Room: Karl Dean Ballroom C
Purpose: In addition to providing electron densities, Dual energy CT (DECT) has the potential to differentiate material compositions. For Multi-Material Decomposition (MMD), due to the ill-defined problem, existing methods are limited in the number of materials that can be accurately separated and suffer from substantially amplified noise. In this study, we proposed a novel integrated MMD method exploiting the intrinsic sparsity on the number of materials that simultaneously present in the same voxel.
Methods: The proposed MMD was formulated as an optimization problem with a quadratic data fidelity term, along with an isotropic total variation term to regulate image smoothness, and a non-convex penalty function to promote sparsity in the decomposition domain. The mass and volume conservation rule was imposed as a constraint that the material component vector for each pixel is within the probability simplex. The optimization problem was solved using an accelerated primal-dual splitting approach with line search for non-convex problems. The proposed method with different penalty functions was compared with the classic direct inversion method on a digital phantom, Catphan 600 phantom, and one pelvis patient data.
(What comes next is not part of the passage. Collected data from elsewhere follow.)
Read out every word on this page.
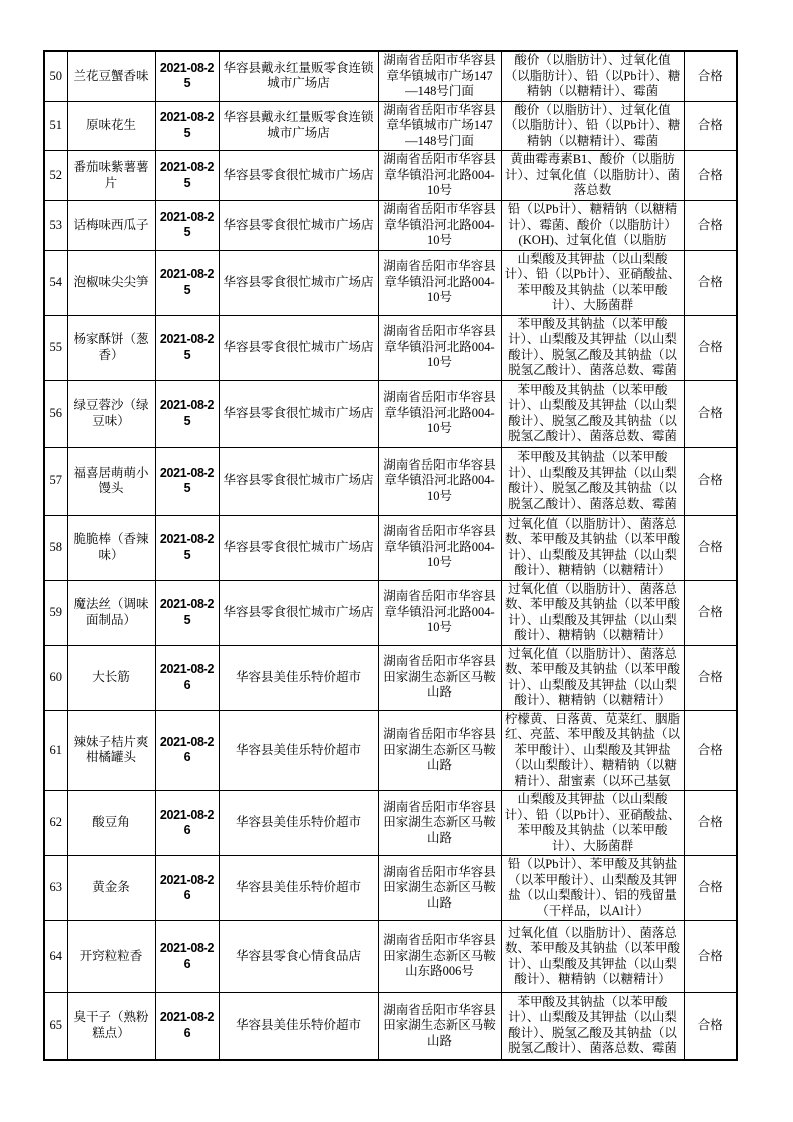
50	兰花豆蟹香味	2021-08-25	华容县戴永红量贩零食连锁城市广场店	湖南省岳阳市华容县章华镇城市广场147—148号门面	酸价（以脂肪计）、过氧化值（以脂肪计）、铅（以Pb计）、糖精钠（以糖精计）、霉菌	合格
51	原味花生	2021-08-25	华容县戴永红量贩零食连锁城市广场店	湖南省岳阳市华容县章华镇城市广场147—148号门面	酸价（以脂肪计）、过氧化值（以脂肪计）、铅（以Pb计）、糖精钠（以糖精计）、霉菌	合格
52	番茄味紫薯薯片	2021-08-25	华容县零食很忙城市广场店	湖南省岳阳市华容县章华镇沿河北路004-10号	黄曲霉毒素B1、酸价（以脂肪计）、过氧化值（以脂肪计）、菌落总数	合格
53	话梅味西瓜子	2021-08-25	华容县零食很忙城市广场店	湖南省岳阳市华容县章华镇沿河北路004-10号	铅（以Pb计）、糖精钠（以糖精计）、霉菌、酸价（以脂肪计）(KOH)、过氧化值（以脂肪	合格
54	泡椒味尖尖笋	2021-08-25	华容县零食很忙城市广场店	湖南省岳阳市华容县章华镇沿河北路004-10号	山梨酸及其钾盐（以山梨酸计）、铅（以Pb计）、亚硝酸盐、苯甲酸及其钠盐（以苯甲酸计）、大肠菌群	合格
55	杨家酥饼（葱香）	2021-08-25	华容县零食很忙城市广场店	湖南省岳阳市华容县章华镇沿河北路004-10号	苯甲酸及其钠盐（以苯甲酸计）、山梨酸及其钾盐（以山梨酸计）、脱氢乙酸及其钠盐（以脱氢乙酸计）、菌落总数、霉菌	合格
56	绿豆蓉沙（绿豆味）	2021-08-25	华容县零食很忙城市广场店	湖南省岳阳市华容县章华镇沿河北路004-10号	苯甲酸及其钠盐（以苯甲酸计）、山梨酸及其钾盐（以山梨酸计）、脱氢乙酸及其钠盐（以脱氢乙酸计）、菌落总数、霉菌	合格
57	福喜居萌萌小馒头	2021-08-25	华容县零食很忙城市广场店	湖南省岳阳市华容县章华镇沿河北路004-10号	苯甲酸及其钠盐（以苯甲酸计）、山梨酸及其钾盐（以山梨酸计）、脱氢乙酸及其钠盐（以脱氢乙酸计）、菌落总数、霉菌	合格
58	脆脆棒（香辣味）	2021-08-25	华容县零食很忙城市广场店	湖南省岳阳市华容县章华镇沿河北路004-10号	过氧化值（以脂肪计）、菌落总数、苯甲酸及其钠盐（以苯甲酸计）、山梨酸及其钾盐（以山梨酸计）、糖精钠（以糖精计）	合格
59	魔法丝（调味面制品）	2021-08-25	华容县零食很忙城市广场店	湖南省岳阳市华容县章华镇沿河北路004-10号	过氧化值（以脂肪计）、菌落总数、苯甲酸及其钠盐（以苯甲酸计）、山梨酸及其钾盐（以山梨酸计）、糖精钠（以糖精计）	合格
60	大长筋	2021-08-26	华容县美佳乐特价超市	湖南省岳阳市华容县田家湖生态新区马鞍山路	过氧化值（以脂肪计）、菌落总数、苯甲酸及其钠盐（以苯甲酸计）、山梨酸及其钾盐（以山梨酸计）、糖精钠（以糖精计）	合格
61	辣妹子桔片爽柑橘罐头	2021-08-26	华容县美佳乐特价超市	湖南省岳阳市华容县田家湖生态新区马鞍山路	柠檬黄、日落黄、苋菜红、胭脂红、亮蓝、苯甲酸及其钠盐（以苯甲酸计）、山梨酸及其钾盐（以山梨酸计）、糖精钠（以糖精计）、甜蜜素（以环己基氨	合格
62	酸豆角	2021-08-26	华容县美佳乐特价超市	湖南省岳阳市华容县田家湖生态新区马鞍山路	山梨酸及其钾盐（以山梨酸计）、铅（以Pb计）、亚硝酸盐、苯甲酸及其钠盐（以苯甲酸计）、大肠菌群	合格
63	黄金条	2021-08-26	华容县美佳乐特价超市	湖南省岳阳市华容县田家湖生态新区马鞍山路	铅（以Pb计）、苯甲酸及其钠盐（以苯甲酸计）、山梨酸及其钾盐（以山梨酸计）、铝的残留量（干样品，以Al计）	合格
64	开窍粒粒香	2021-08-26	华容县零食心情食品店	湖南省岳阳市华容县田家湖生态新区马鞍山东路006号	过氧化值（以脂肪计）、菌落总数、苯甲酸及其钠盐（以苯甲酸计）、山梨酸及其钾盐（以山梨酸计）、糖精钠（以糖精计）	合格
65	臭干子（熟粉糕点）	2021-08-26	华容县美佳乐特价超市	湖南省岳阳市华容县田家湖生态新区马鞍山路	苯甲酸及其钠盐（以苯甲酸计）、山梨酸及其钾盐（以山梨酸计）、脱氢乙酸及其钠盐（以脱氢乙酸计）、菌落总数、霉菌	合格
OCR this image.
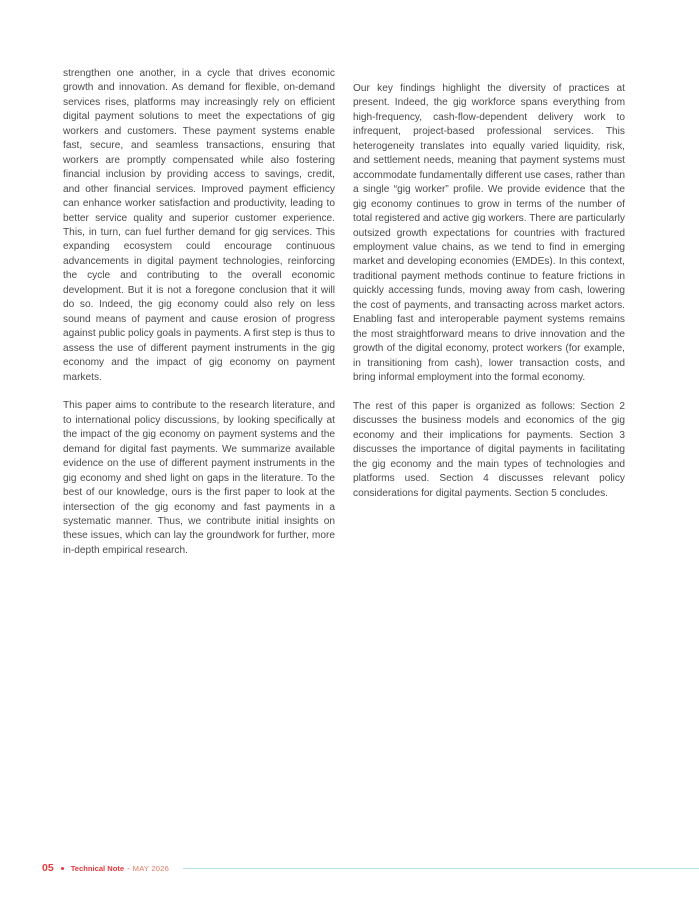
strengthen one another, in a cycle that drives economic growth and innovation. As demand for flexible, on-demand services rises, platforms may increasingly rely on efficient digital payment solutions to meet the expectations of gig workers and customers. These payment systems enable fast, secure, and seamless transactions, ensuring that workers are promptly compensated while also fostering financial inclusion by providing access to savings, credit, and other financial services. Improved payment efficiency can enhance worker satisfaction and productivity, leading to better service quality and superior customer experience. This, in turn, can fuel further demand for gig services. This expanding ecosystem could encourage continuous advancements in digital payment technologies, reinforcing the cycle and contributing to the overall economic development. But it is not a foregone conclusion that it will do so. Indeed, the gig economy could also rely on less sound means of payment and cause erosion of progress against public policy goals in payments. A first step is thus to assess the use of different payment instruments in the gig economy and the impact of gig economy on payment markets.

This paper aims to contribute to the research literature, and to international policy discussions, by looking specifically at the impact of the gig economy on payment systems and the demand for digital fast payments. We summarize available evidence on the use of different payment instruments in the gig economy and shed light on gaps in the literature. To the best of our knowledge, ours is the first paper to look at the intersection of the gig economy and fast payments in a systematic manner. Thus, we contribute initial insights on these issues, which can lay the groundwork for further, more in-depth empirical research.

Our key findings highlight the diversity of practices at present. Indeed, the gig workforce spans everything from high-frequency, cash-flow-dependent delivery work to infrequent, project-based professional services. This heterogeneity translates into equally varied liquidity, risk, and settlement needs, meaning that payment systems must accommodate fundamentally different use cases, rather than a single “gig worker” profile. We provide evidence that the gig economy continues to grow in terms of the number of total registered and active gig workers. There are particularly outsized growth expectations for countries with fractured employment value chains, as we tend to find in emerging market and developing economies (EMDEs). In this context, traditional payment methods continue to feature frictions in quickly accessing funds, moving away from cash, lowering the cost of payments, and transacting across market actors. Enabling fast and interoperable payment systems remains the most straightforward means to drive innovation and the growth of the digital economy, protect workers (for example, in transitioning from cash), lower transaction costs, and bring informal employment into the formal economy.

The rest of this paper is organized as follows: Section 2 discusses the business models and economics of the gig economy and their implications for payments. Section 3 discusses the importance of digital payments in facilitating the gig economy and the main types of technologies and platforms used. Section 4 discusses relevant policy considerations for digital payments. Section 5 concludes.

05 Technical Note - MAY 2026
Results: Compared with the direct inversion method, the proposed framework is able to distinctly separate the CT image into up to five basis materials plus air while controlling noise. The non-diagonal elements of the Normalized Cross Correlation (NCC) matrix are close to 0, showing little or no cross-talks between two different materials. The mean square error of the measured electron densities was reduced by 72.6%. Across all datasets, the proposed method improved the average Volume Fraction (VF) accuracy from 68.1% to 99.8%, and increased the diagonality of the NCC matrix from 0.80 to 0.95.
Conclusion: The novel MMD performs material decomposition into multiple basis materials with high accuracy and low cross-talks as compared with the classic direct inversion method.
Funding Support, Disclosures, and Conflict of Interest: This research is supported by NIH U19AI067769, DE-SC0017687, NIH R21CA228160, DE-SC0017057, NIH R44CA183390, NIH R43CA183390, and NIH R01CA188300.